A car moves in a straight line with constant acceleration. Starting from rest at t=0 it travels 8.0 m in 4.0 s. What is the speed of the car at t= 4 s.

PLEASE explain :)

d = 0.5a*t^2.

8 = 0.5a*4^2, a = 1 m/s^2.

V = Vo + a*t.= 0 + 1*4 = 4 m/s.

To find the speed of the car at t=4 s, we need to use the equations of motion related to constant acceleration.

There are three relevant equations of motion:

1. v = u + at
This equation relates the final velocity (v) to the initial velocity (u), acceleration (a), and time (t).

2. s = ut + (1/2)at^2
This equation relates the displacement (s) to the initial velocity (u), time (t), and acceleration (a).

3. v^2 = u^2 + 2as
This equation relates the final velocity (v) to the initial velocity (u), displacement (s), and acceleration (a).
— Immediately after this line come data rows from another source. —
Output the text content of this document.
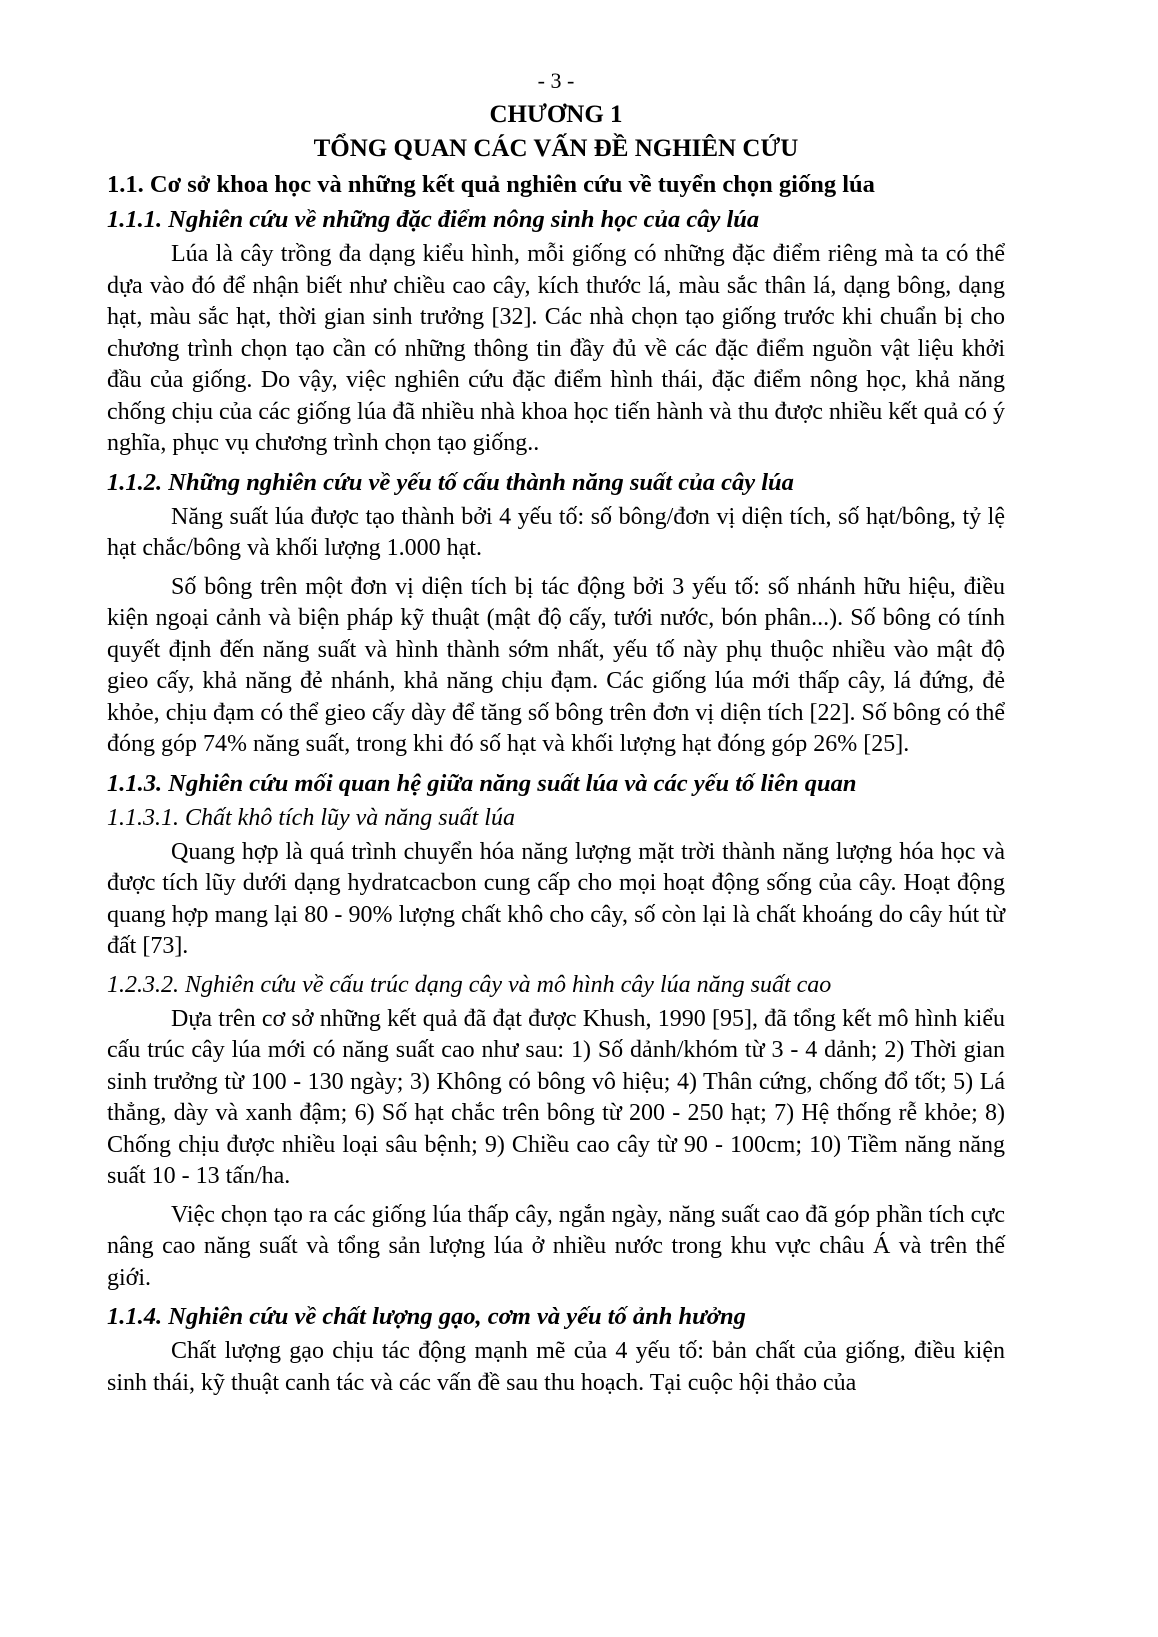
- 3 -
CHƯƠNG 1
TỔNG QUAN CÁC VẤN ĐỀ NGHIÊN CỨU
1.1. Cơ sở khoa học và những kết quả nghiên cứu về tuyển chọn giống lúa
1.1.1. Nghiên cứu về những đặc điểm nông sinh học của cây lúa

Lúa là cây trồng đa dạng kiểu hình, mỗi giống có những đặc điểm riêng mà ta có thể dựa vào đó để nhận biết như chiều cao cây, kích thước lá, màu sắc thân lá, dạng bông, dạng hạt, màu sắc hạt, thời gian sinh trưởng [32]. Các nhà chọn tạo giống trước khi chuẩn bị cho chương trình chọn tạo cần có những thông tin đầy đủ về các đặc điểm nguồn vật liệu khởi đầu của giống. Do vậy, việc nghiên cứu đặc điểm hình thái, đặc điểm nông học, khả năng chống chịu của các giống lúa đã nhiều nhà khoa học tiến hành và thu được nhiều kết quả có ý nghĩa, phục vụ chương trình chọn tạo giống..

1.1.2. Những nghiên cứu về yếu tố cấu thành năng suất của cây lúa

Năng suất lúa được tạo thành bởi 4 yếu tố: số bông/đơn vị diện tích, số hạt/bông, tỷ lệ hạt chắc/bông và khối lượng 1.000 hạt.

Số bông trên một đơn vị diện tích bị tác động bởi 3 yếu tố: số nhánh hữu hiệu, điều kiện ngoại cảnh và biện pháp kỹ thuật (mật độ cấy, tưới nước, bón phân...). Số bông có tính quyết định đến năng suất và hình thành sớm nhất, yếu tố này phụ thuộc nhiều vào mật độ gieo cấy, khả năng đẻ nhánh, khả năng chịu đạm. Các giống lúa mới thấp cây, lá đứng, đẻ khỏe, chịu đạm có thể gieo cấy dày để tăng số bông trên đơn vị diện tích [22]. Số bông có thể đóng góp 74% năng suất, trong khi đó số hạt và khối lượng hạt đóng góp 26% [25].

1.1.3. Nghiên cứu mối quan hệ giữa năng suất lúa và các yếu tố liên quan
1.1.3.1. Chất khô tích lũy và năng suất lúa

Quang hợp là quá trình chuyển hóa năng lượng mặt trời thành năng lượng hóa học và được tích lũy dưới dạng hydratcacbon cung cấp cho mọi hoạt động sống của cây. Hoạt động quang hợp mang lại 80 - 90% lượng chất khô cho cây, số còn lại là chất khoáng do cây hút từ đất [73].

1.2.3.2. Nghiên cứu về cấu trúc dạng cây và mô hình cây lúa năng suất cao

Dựa trên cơ sở những kết quả đã đạt được Khush, 1990 [95], đã tổng kết mô hình kiểu cấu trúc cây lúa mới có năng suất cao như sau: 1) Số dảnh/khóm từ 3 - 4 dảnh; 2) Thời gian sinh trưởng từ 100 - 130 ngày; 3) Không có bông vô hiệu; 4) Thân cứng, chống đổ tốt; 5) Lá thẳng, dày và xanh đậm; 6) Số hạt chắc trên bông từ 200 - 250 hạt; 7) Hệ thống rễ khỏe; 8) Chống chịu được nhiều loại sâu bệnh; 9) Chiều cao cây từ 90 - 100cm; 10) Tiềm năng năng suất 10 - 13 tấn/ha.

Việc chọn tạo ra các giống lúa thấp cây, ngắn ngày, năng suất cao đã góp phần tích cực nâng cao năng suất và tổng sản lượng lúa ở nhiều nước trong khu vực châu Á và trên thế giới.

1.1.4. Nghiên cứu về chất lượng gạo, cơm và yếu tố ảnh hưởng

Chất lượng gạo chịu tác động mạnh mẽ của 4 yếu tố: bản chất của giống, điều kiện sinh thái, kỹ thuật canh tác và các vấn đề sau thu hoạch. Tại cuộc hội thảo của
Let's solve this problem using equation 2 since we have the initial velocity, time, and displacement. Rearranging the equation, we have:

s = ut + (1/2)at^2

Plug in the values we have:

8.0 m = 0 m/s * 4.0 s + (1/2) * a * (4.0 s)^2

Now we can solve for a (acceleration). Rearranging the equation, we get:

(1/2) * a * (4.0 s)^2 = 8.0 m

Multiply both sides by 2:

a * (4.0 s)^2 = 16.0 m

Divide by (4.0 s)^2:

a = 16.0 m / (4.0 s)^2 = 4.0 m/s^2

Now we know the value of acceleration.

To find the final velocity, we can plug the values into equation 1:

v = u + at

Plug in the values we have:

v = 0 m/s + (4.0 m/s^2)(4.0 s)

v = 0 m/s + 16.0 m/s

v = 16.0 m/s

Therefore, the speed of the car at t=4 s is 16.0 m/s.